Dalam beberapa kasus ia berhasil, sampai akhirnya benar-benar harus ‘berurusan’ dengan polisi dan kawanan penjahat yang hendak membunuh Deborah.
Nah, jalinan cinta kilat dengan Debora inilah yang menjadikan Baby meletup emosinya untuk ‘bertobat’ kembali ke jalan yang benar: meninggalkan komplotan Doc dan kemudian ingin membina relasi yang sehat dan baik dengan Deborah –apa pun risikonya.
Film Baby Driver (2017) besutan sutradara Edgar Wright memang bicara panjang lebar tentang sosok Baby Miles yang super freaky ini. Gambar sorot tentang pribadi manusia yang ‘autis’ dan cenderung hidup ‘dalam dunianya sendiri’ itu direpresentasikan oleh Baby dengan ‘hepinya’ dia menikmati suguhan musik di perangkat iPod melalui earphone yang senantiasa menempel di kedua kupingnya. Musik, earphone, dan iPod adalah ‘dunia keseharian’ Baby. Tanpa hal itu, ia akan menjadi seperti layang-layang tanpa angin; melayang lesu dan kemudian jatuh limbung tak bertenaga. Dan persis itulah Baby, ketika tiba-tiba orang lain dengan paksa mencopot perangkat musik itu dari kedua telinganya.
Namun, pada sisi lain Baby yang super pemurung nan freaky itu tiba-tiba mampu menunjukkan gairah hidupnya, manakala mengalami sentuhan cinta yang lahir dari persentuhan relasional dengan orang lain. “Dewi Penyelamat’ itu adalah Debora, sang pramusaji, dan ayah angkatnya yang mengalami bisu tuli bernama Joseph.
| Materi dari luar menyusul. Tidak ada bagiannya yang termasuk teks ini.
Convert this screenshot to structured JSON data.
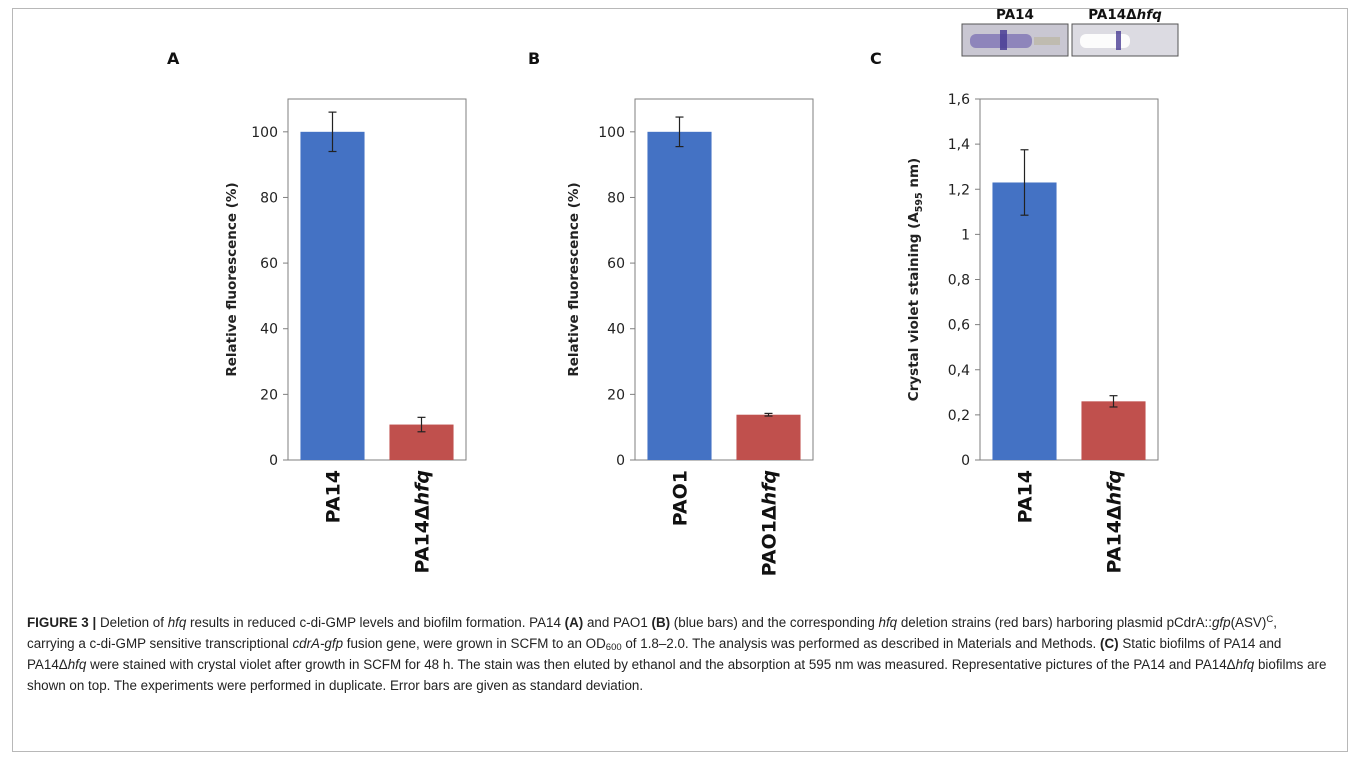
{
  "chart_data": [
    {
      "type": "bar",
      "panel_label": "A",
      "ylabel": "Relative fluorescence (%)",
      "ylim": [
        0,
        110
      ],
      "yticks": [
        0,
        20,
        40,
        60,
        80,
        100
      ],
      "ytick_labels": [
        "0",
        "20",
        "40",
        "60",
        "80",
        "100"
      ],
      "categories": [
        {
          "main": "PA14",
          "italic": ""
        },
        {
          "main": "PA14Δ",
          "italic": "hfq"
        }
      ],
      "values": [
        100,
        10.8
      ],
      "errors": [
        6,
        2.2
      ],
      "bar_colors": [
        "#4472C4",
        "#C0504D"
      ],
      "grid": false
    },
    {
      "type": "bar",
      "panel_label": "B",
      "ylabel": "Relative fluorescence (%)",
      "ylim": [
        0,
        110
      ],
      "yticks": [
        0,
        20,
        40,
        60,
        80,
        100
      ],
      "ytick_labels": [
        "0",
        "20",
        "40",
        "60",
        "80",
        "100"
      ],
      "categories": [
        {
          "main": "PAO1",
          "italic": ""
        },
        {
          "main": "PAO1Δ",
          "italic": "hfq"
        }
      ],
      "values": [
        100,
        13.8
      ],
      "errors": [
        4.5,
        0.4
      ],
      "bar_colors": [
        "#4472C4",
        "#C0504D"
      ],
      "grid": false
    },
    {
      "type": "bar",
      "panel_label": "C",
      "ylabel_main": "Crystal violet staining (A",
      "ylabel_sub": "595",
      "ylabel_tail": " nm)",
      "ylim": [
        0,
        1.6
      ],
      "yticks": [
        0,
        0.2,
        0.4,
        0.6,
        0.8,
        1.0,
        1.2,
        1.4,
        1.6
      ],
      "ytick_labels": [
        "0",
        "0,2",
        "0,4",
        "0,6",
        "0,8",
        "1",
        "1,2",
        "1,4",
        "1,6"
      ],
      "categories": [
        {
          "main": "PA14",
          "italic": ""
        },
        {
          "main": "PA14Δ",
          "italic": "hfq"
        }
      ],
      "values": [
        1.23,
        0.26
      ],
      "errors": [
        0.145,
        0.025
      ],
      "bar_colors": [
        "#4472C4",
        "#C0504D"
      ],
      "grid": false,
      "photo_labels": [
        {
          "main": "PA14",
          "italic": ""
        },
        {
          "main": "PA14Δ",
          "italic": "hfq"
        }
      ]
    }
  ],
  "caption": {
    "label": "FIGURE 3 |",
    "runs": [
      {
        "t": " Deletion of "
      },
      {
        "t": "hfq",
        "i": true
      },
      {
        "t": " results in reduced c-di-GMP levels and biofilm formation. PA14 "
      },
      {
        "t": "(A)",
        "b": true
      },
      {
        "t": " and PAO1 "
      },
      {
        "t": "(B)",
        "b": true
      },
      {
        "t": " (blue bars) and the corresponding "
      },
      {
        "t": "hfq",
        "i": true
      },
      {
        "t": " deletion strains (red bars) harboring plasmid pCdrA::"
      },
      {
        "t": "gfp",
        "i": true
      },
      {
        "t": "(ASV)"
      },
      {
        "t": "C",
        "sup": true
      },
      {
        "t": ", carrying a c-di-GMP sensitive transcriptional "
      },
      {
        "t": "cdrA-gfp",
        "i": true
      },
      {
        "t": " fusion gene, were grown in SCFM to an OD"
      },
      {
        "t": "600",
        "sub": true
      },
      {
        "t": " of 1.8–2.0. The analysis was performed as described in Materials and Methods. "
      },
      {
        "t": "(C)",
        "b": true
      },
      {
        "t": " Static biofilms of PA14 and PA14Δ"
      },
      {
        "t": "hfq",
        "i": true
      },
      {
        "t": " were stained with crystal violet after growth in SCFM for 48 h. The stain was then eluted by ethanol and the absorption at 595 nm was measured. Representative pictures of the PA14 and PA14Δ"
      },
      {
        "t": "hfq",
        "i": true
      },
      {
        "t": " biofilms are shown on top. The experiments were performed in duplicate. Error bars are given as standard deviation."
      }
    ]
  }
}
Sekali lagi, meski banyak adegan kebut-kebutan layaknya Fast dan Furious, film anyar Baby Driver ini rasanya lebih cocok bicara tentang kisah anak manusia yang hidupnya tak mudah diselami orang lain karena pengalaman buruk masa lalu. Yang menyembuhkan ‘luka batin’ itu tiada lain adalah pengalaman dikasihi dan mengasihi orang lain. Singkat kata, cinta kasih membebaskan manusia dari ‘kuasa dendam’ dan menyembuhkan hati dan nurani manusia dari luka-luka batin yang tidak kasat mata namun mempengaruhi perilakunya sehari-hari.
Sudah pastilah bahwa luka-luka batin itu perlu ‘disembuhkan’ agar manusia mampu ‘berdamai’ dengan dirinya sendiri dan akhirnya dengan orang lain. Film Baby Driver dengan gemilang menyuguhkan perjalanan batin seorang manusia freaky tersebut.